Assume white wheat flour was used in making them, unless otherwise specified.
The batter is best prepared a few hours in advance and allowed to rest. It needs to have the consistency of a heavy pouring cream.
If you mix the batter in a food processor or using some such electrical tool, and have a lot of bubbles in it, you will need to let the batter stand for the bubbles to escape. Julia Child recommended making crepe batter in a blender.
You can buy special crêpe pans and crêpe makers to cook them in. Avoid using a pan with steep vertical sides; it is hard to work your flipper in it. See separate entry on Crêpe Pans.
If you need to make a lot of crêpes to serve a crowd, it is best to have two pans on the go at once. Start one in one pan, then in the other. By the time you flip the first one, the second will be just about ready to be flipped.

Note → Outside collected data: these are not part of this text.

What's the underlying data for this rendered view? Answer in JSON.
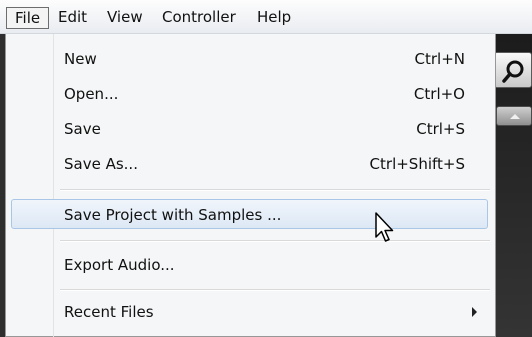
{
  "menubar": {
    "items": [
      {
        "label": "File"
      },
      {
        "label": "Edit"
      },
      {
        "label": "View"
      },
      {
        "label": "Controller"
      },
      {
        "label": "Help"
      }
    ]
  },
  "file_menu": {
    "items": [
      {
        "label": "New",
        "shortcut": "Ctrl+N"
      },
      {
        "label": "Open...",
        "shortcut": "Ctrl+O"
      },
      {
        "label": "Save",
        "shortcut": "Ctrl+S"
      },
      {
        "label": "Save As...",
        "shortcut": "Ctrl+Shift+S"
      },
      {
        "label": "Save Project with Samples ...",
        "highlighted": true
      },
      {
        "label": "Export Audio..."
      },
      {
        "label": "Recent Files",
        "has_submenu": true
      }
    ]
  },
  "icons": {
    "search": "search-icon",
    "scroll_up": "scroll-up-arrow-icon",
    "submenu": "submenu-arrow-icon",
    "cursor": "mouse-cursor-icon"
  },
  "colors": {
    "menu_background": "#f5f6f7",
    "highlight_border": "#a9c6e6",
    "app_background": "#2e2e2e"
  }
}
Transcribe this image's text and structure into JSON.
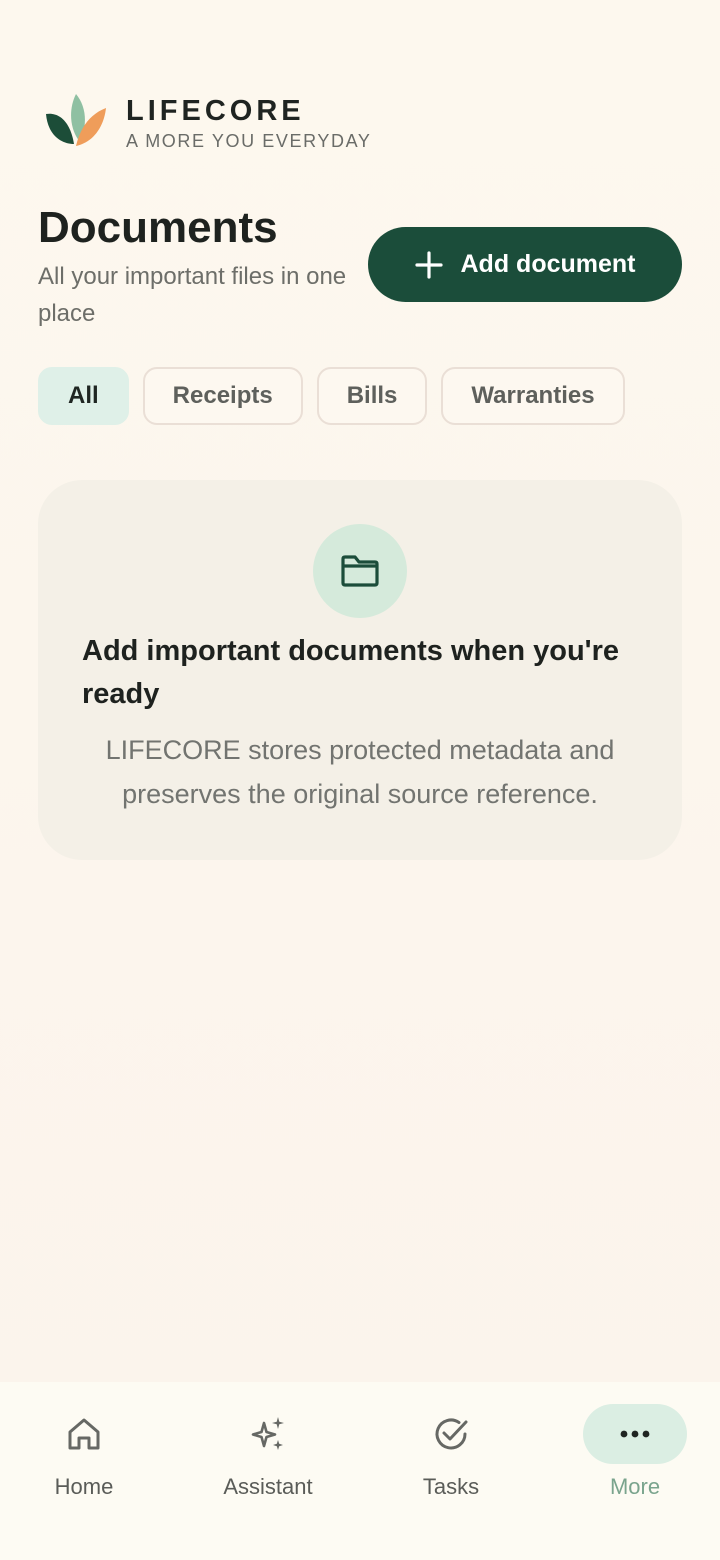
{
  "brand": {
    "name": "LIFECORE",
    "tagline": "A MORE YOU EVERYDAY"
  },
  "header": {
    "title": "Documents",
    "subtitle": "All your important files in one place",
    "add_button_label": "Add document"
  },
  "filters": [
    {
      "label": "All",
      "active": true
    },
    {
      "label": "Receipts",
      "active": false
    },
    {
      "label": "Bills",
      "active": false
    },
    {
      "label": "Warranties",
      "active": false
    }
  ],
  "empty_state": {
    "icon": "folder-icon",
    "title": "Add important documents when you're ready",
    "text": "LIFECORE stores protected metadata and preserves the original source reference."
  },
  "nav": {
    "items": [
      {
        "label": "Home",
        "icon": "home-icon",
        "active": false
      },
      {
        "label": "Assistant",
        "icon": "sparkles-icon",
        "active": false
      },
      {
        "label": "Tasks",
        "icon": "check-circle-icon",
        "active": false
      },
      {
        "label": "More",
        "icon": "more-dots-icon",
        "active": true
      }
    ]
  },
  "colors": {
    "primary": "#1b4d3a",
    "active_chip": "#dff0e8",
    "active_nav_label": "#7aa48d",
    "background": "#fdf8ee"
  }
}
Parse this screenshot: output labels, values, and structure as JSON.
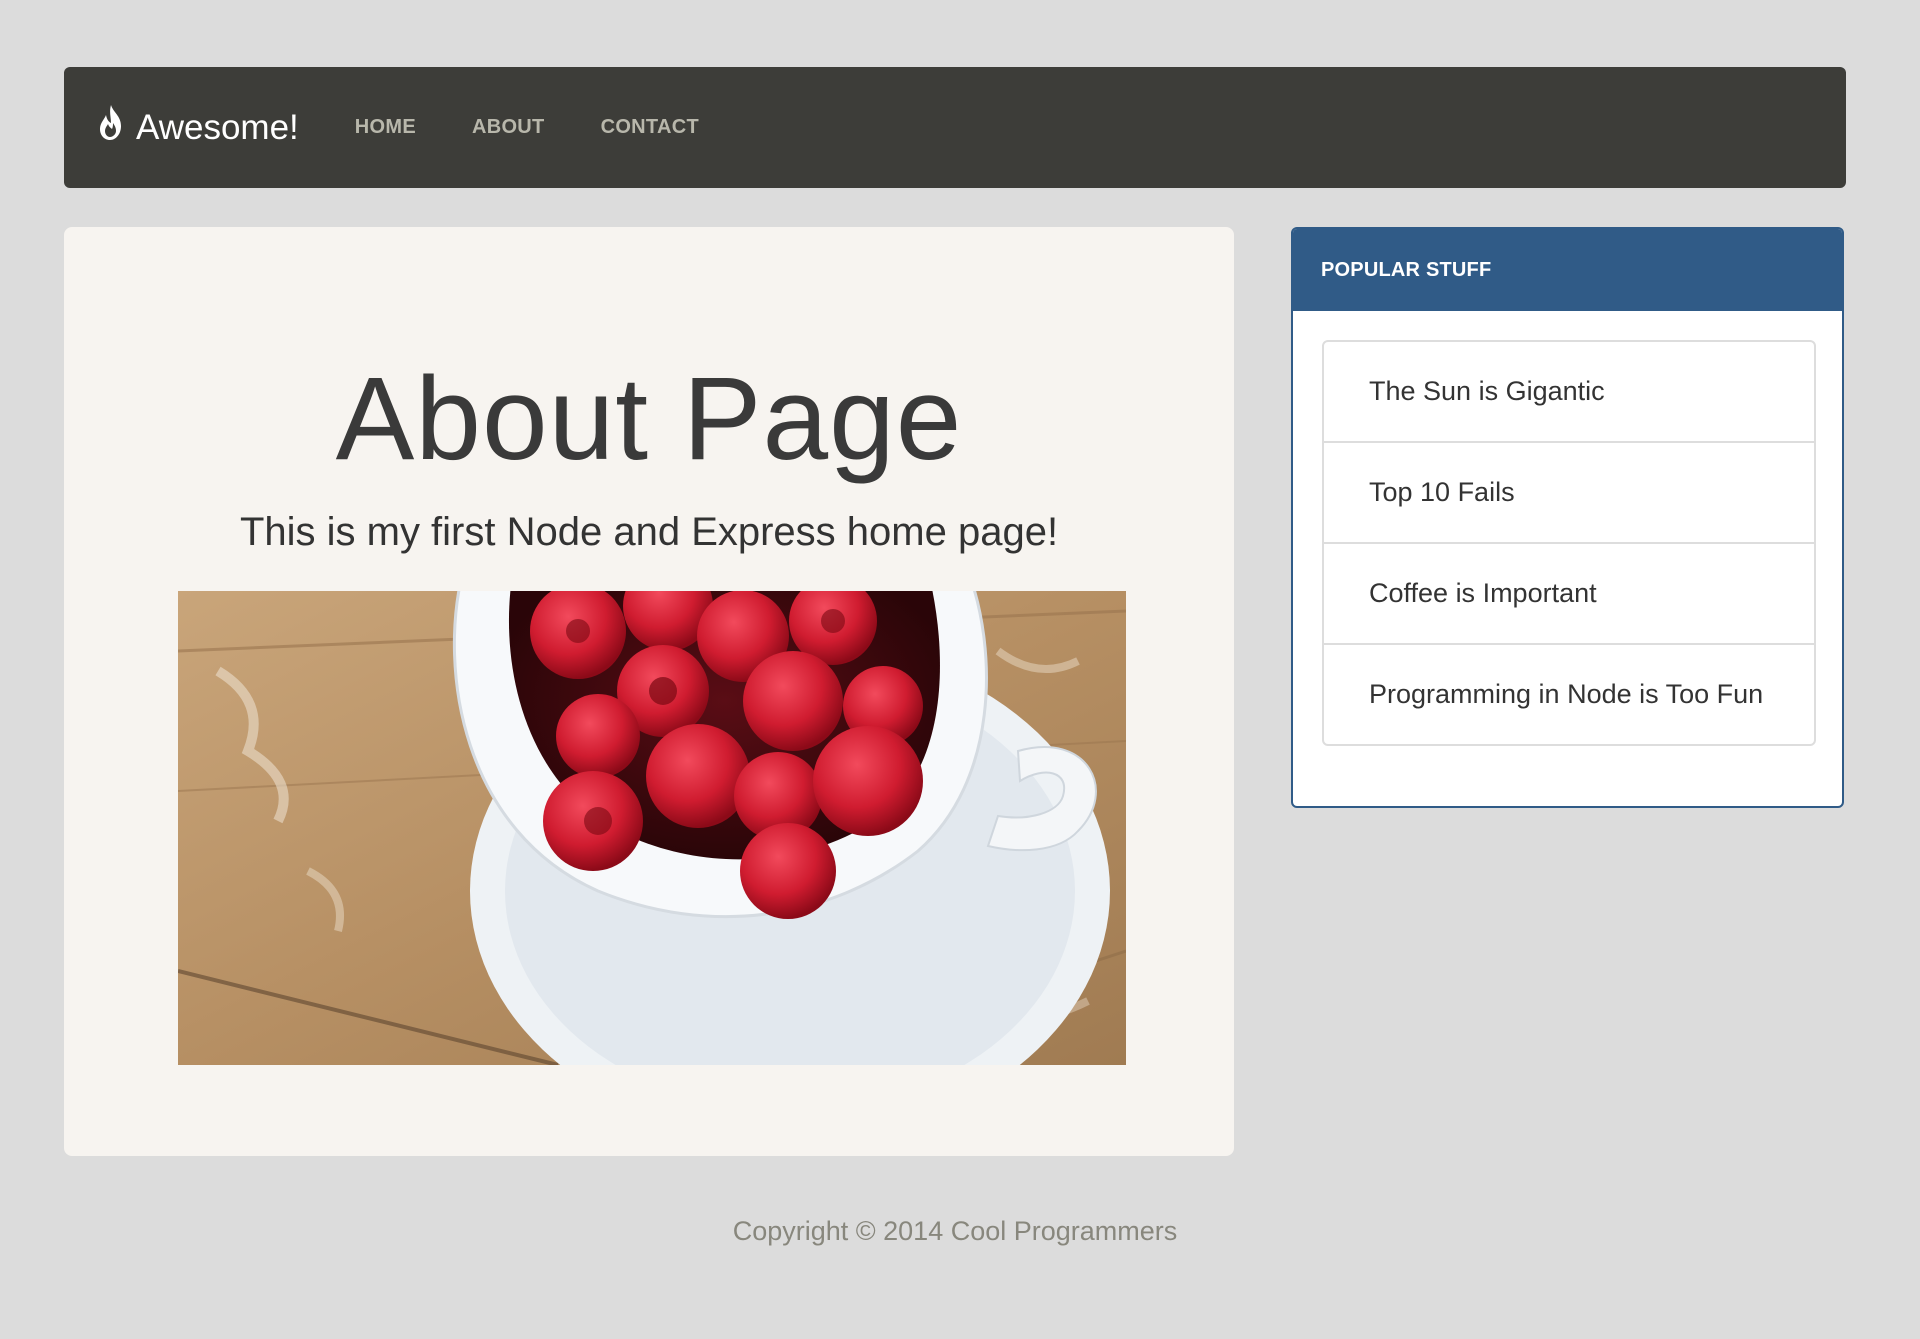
{
  "navbar": {
    "brand": "Awesome!",
    "brand_icon": "flame-icon",
    "links": [
      "HOME",
      "ABOUT",
      "CONTACT"
    ]
  },
  "main": {
    "title": "About Page",
    "subtitle": "This is my first Node and Express home page!"
  },
  "sidebar": {
    "header": "POPULAR STUFF",
    "items": [
      "The Sun is Gigantic",
      "Top 10 Fails",
      "Coffee is Important",
      "Programming in Node is Too Fun"
    ]
  },
  "footer": {
    "text": "Copyright © 2014 Cool Programmers"
  },
  "colors": {
    "page_background": "#dcdcdc",
    "navbar_background": "#3d3d39",
    "panel_background": "#f7f4f0",
    "sidebar_accent": "#305b87"
  }
}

Put batter in centre of pan, lift pan and swirl it about so that batter will cover bottom of pan.
Crêpes really don’t need to be flipped and cooked on both sides, especially if you will be serving it rolled up with something inside. Crêpe recipes don’t use baking powder, as do standard North American pancakes, so you can’t look for the “bubble signs” while cooking as a visual indicator of doneness. The top side is done when the batter is dull, and set.
Remove from pan, let cool a bit, then it can be added to the growing stack of crêpes. To ensure they don’t stick together, put a piece of waxed or parchment paper in between each.
- If the edges of the crêpes are so crispy that they are cracking, try either lowering the heat a bit or adding a tablespoon or two of flour to the batter.
- If the batter curdles when you pour it into the pan, you may have too much cooking fat in the pan.
- If the batter will not spread easily in the pan, add a tablespoon or two of liquid to the batter.
Crêpes can be made ahead. Store them in the refrigerator for a few days, or freeze them. Wrap well even if just storing in fridge to ensure they don’t dry out in the fridge.
Crêpe comes from the Latin word “crispus”, meaning curled or wrinkled. Fans of crispier (rather than softer) crêpes use this linguistic knowledge to their advantage.